By Marla Frees
Last week I attended a program for survivors of trauma and abuse when I was gently guided in a meditation by a very gifted facilitator. She invited me to connect to my four-year-old self. I closed my eyes and allowed myself to see what would happen. I saw this precious little girl standing beside the only rose bush that grew against the side of my childhood home. She was picking off the Japanese beetles that were eating away the single rose. I could feel the prickly sticky legs of the green-headed marauder, and then the therapist said, “Hold her and see how she feels.”
The girl was anxious, wanting to get back to the rose bush and save it from being ravaged by the beetle that was just doing what a beetle does. Already the pattern of codependence was set up. There I was at such a young age trying to stop the destruction that seemed an inevitable pattern of my family. As though the hunger of my fearful unhappy parents were just doing what they did to survive and the child was the rose. The analogy was daunting.
Tending to the garden of our soul is not something we think about often. But Spirit, in its divine wisdom, set up a situation for me to heal the foundation of my roots as well as protect how I bloom.
A few months ago I was getting ready to set course with a production company on a project when Spirit told me, “We want you to heal some of your history.” Hum, well, of course I wondered how that would happen, but our agendas or what we think about how such a thing can transpire is often contrary to what we WANT to have happen. I like to have things be loving and copacetic so that communication can be resolved in a harmonious way. But this time I could not make that happen because Spirit had a different idea.
What transpired was that I ran smack into a situation with people where fear was at the core of every one of our communications. This triggered me the same way it did with my parents and I literally began to do what I did as a child – vomit.
Spirit told me as my head was in the toilet, “You now can see the damage and feel the pattern of abuse; time to heal it. We want you to go to The Meadows.”
The Meadows on one hand is a place for the rehabilitation of many different addictions, but they also have a workshop that was suggested to me by my therapist friends and colleagues who knew about this place. They all said I must do the “Survivor” program. This weeklong workshop investigates the origins of adult dysfunctional behaviors by exploring early childhood trauma that has led to various addictions, depression, eating disorders and painful relationships. In this revolutionary educational and experiential process, participants learn to identify and address family-related issues that took place from birth to 17 years of age. The primary focus of the workshop is to learn to deal with the emotions that accompany any less-than-nurturing past event, and then to work on resolution of the consequential grief and anguish.

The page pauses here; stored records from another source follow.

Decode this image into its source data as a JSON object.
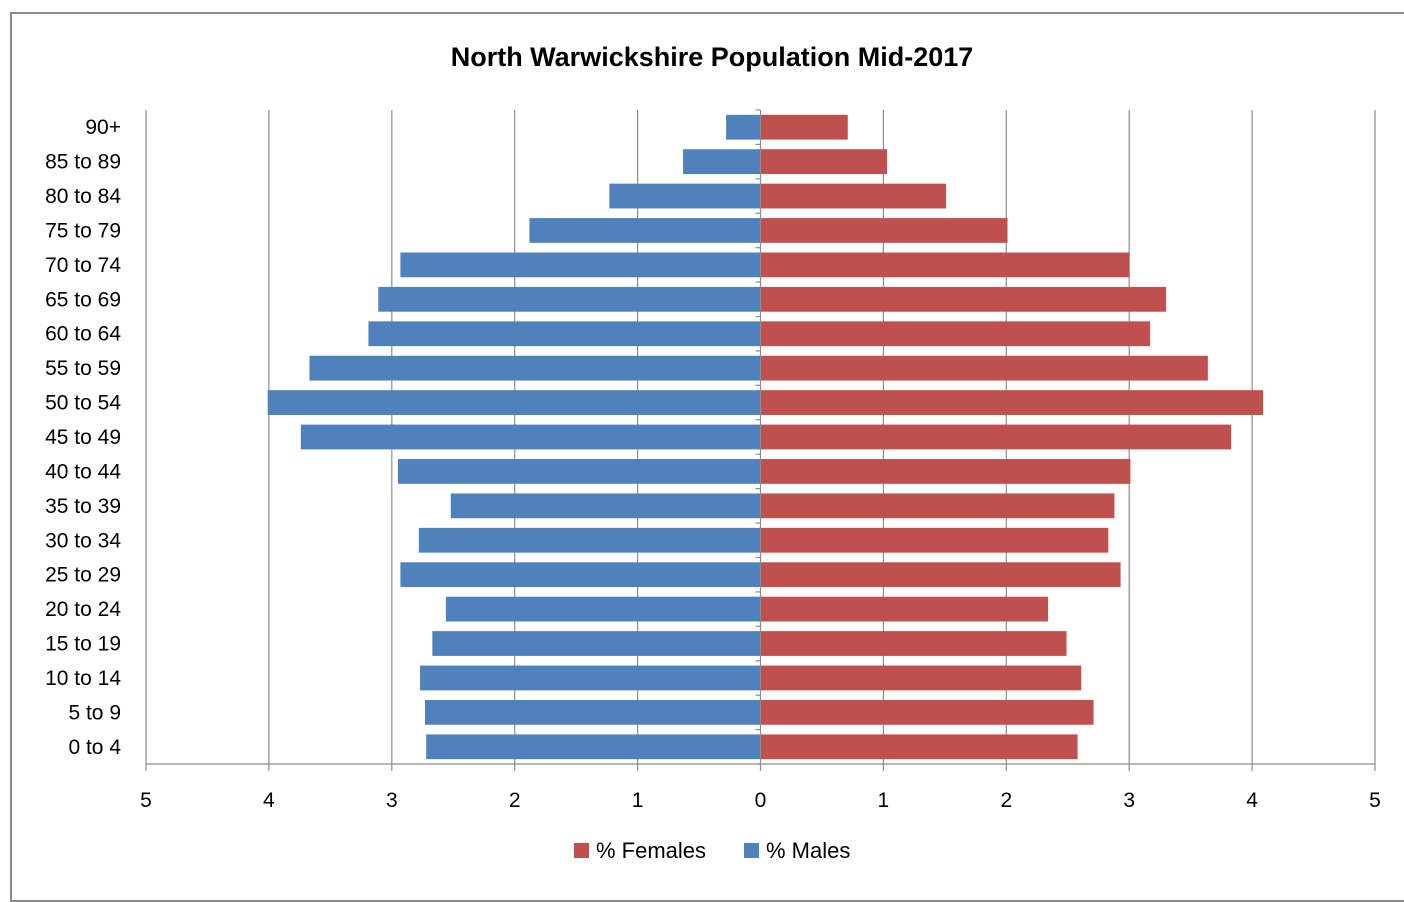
{
  "chart_data": {
    "type": "bar",
    "orientation": "horizontal",
    "title": "North Warwickshire Population Mid-2017",
    "categories": [
      "0 to 4",
      "5 to 9",
      "10 to 14",
      "15 to 19",
      "20 to 24",
      "25 to 29",
      "30 to 34",
      "35 to 39",
      "40 to 44",
      "45 to 49",
      "50 to 54",
      "55 to 59",
      "60 to 64",
      "65 to 69",
      "70 to 74",
      "75 to 79",
      "80 to 84",
      "85 to 89",
      "90+"
    ],
    "series": [
      {
        "name": "% Females",
        "color": "#c0504d",
        "values": [
          2.58,
          2.71,
          2.61,
          2.49,
          2.34,
          2.93,
          2.83,
          2.88,
          3.01,
          3.83,
          4.09,
          3.64,
          3.17,
          3.3,
          3.0,
          2.01,
          1.51,
          1.03,
          0.71
        ]
      },
      {
        "name": "% Males",
        "color": "#4f81bd",
        "values": [
          2.72,
          2.73,
          2.77,
          2.67,
          2.56,
          2.93,
          2.78,
          2.52,
          2.95,
          3.74,
          4.01,
          3.67,
          3.19,
          3.11,
          2.93,
          1.88,
          1.23,
          0.63,
          0.28
        ]
      }
    ],
    "xlim": [
      -5,
      5
    ],
    "xticks": [
      -5,
      -4,
      -3,
      -2,
      -1,
      0,
      1,
      2,
      3,
      4,
      5
    ],
    "xtick_labels": [
      "5",
      "4",
      "3",
      "2",
      "1",
      "0",
      "1",
      "2",
      "3",
      "4",
      "5"
    ],
    "xlabel": "",
    "ylabel": "",
    "grid": "vertical",
    "legend_position": "bottom"
  }
}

The Meadows was an oasis of healing. And in the middle of the very powerful program I had a brief experience of connecting to my inner child who knew the beetles would be trouble, but also loved their sticky legs and the beauty of their metallic green heads and shiny copper wings. Their nature is just to survive. My four-year-old now knows the cycle of beetle and flower: in the destruction of each rose, the bush will bloom even more the next year.
May we all be lucky enough to have the gift of Spirit to help us see the healing and beauty by tending to the garden of our souls.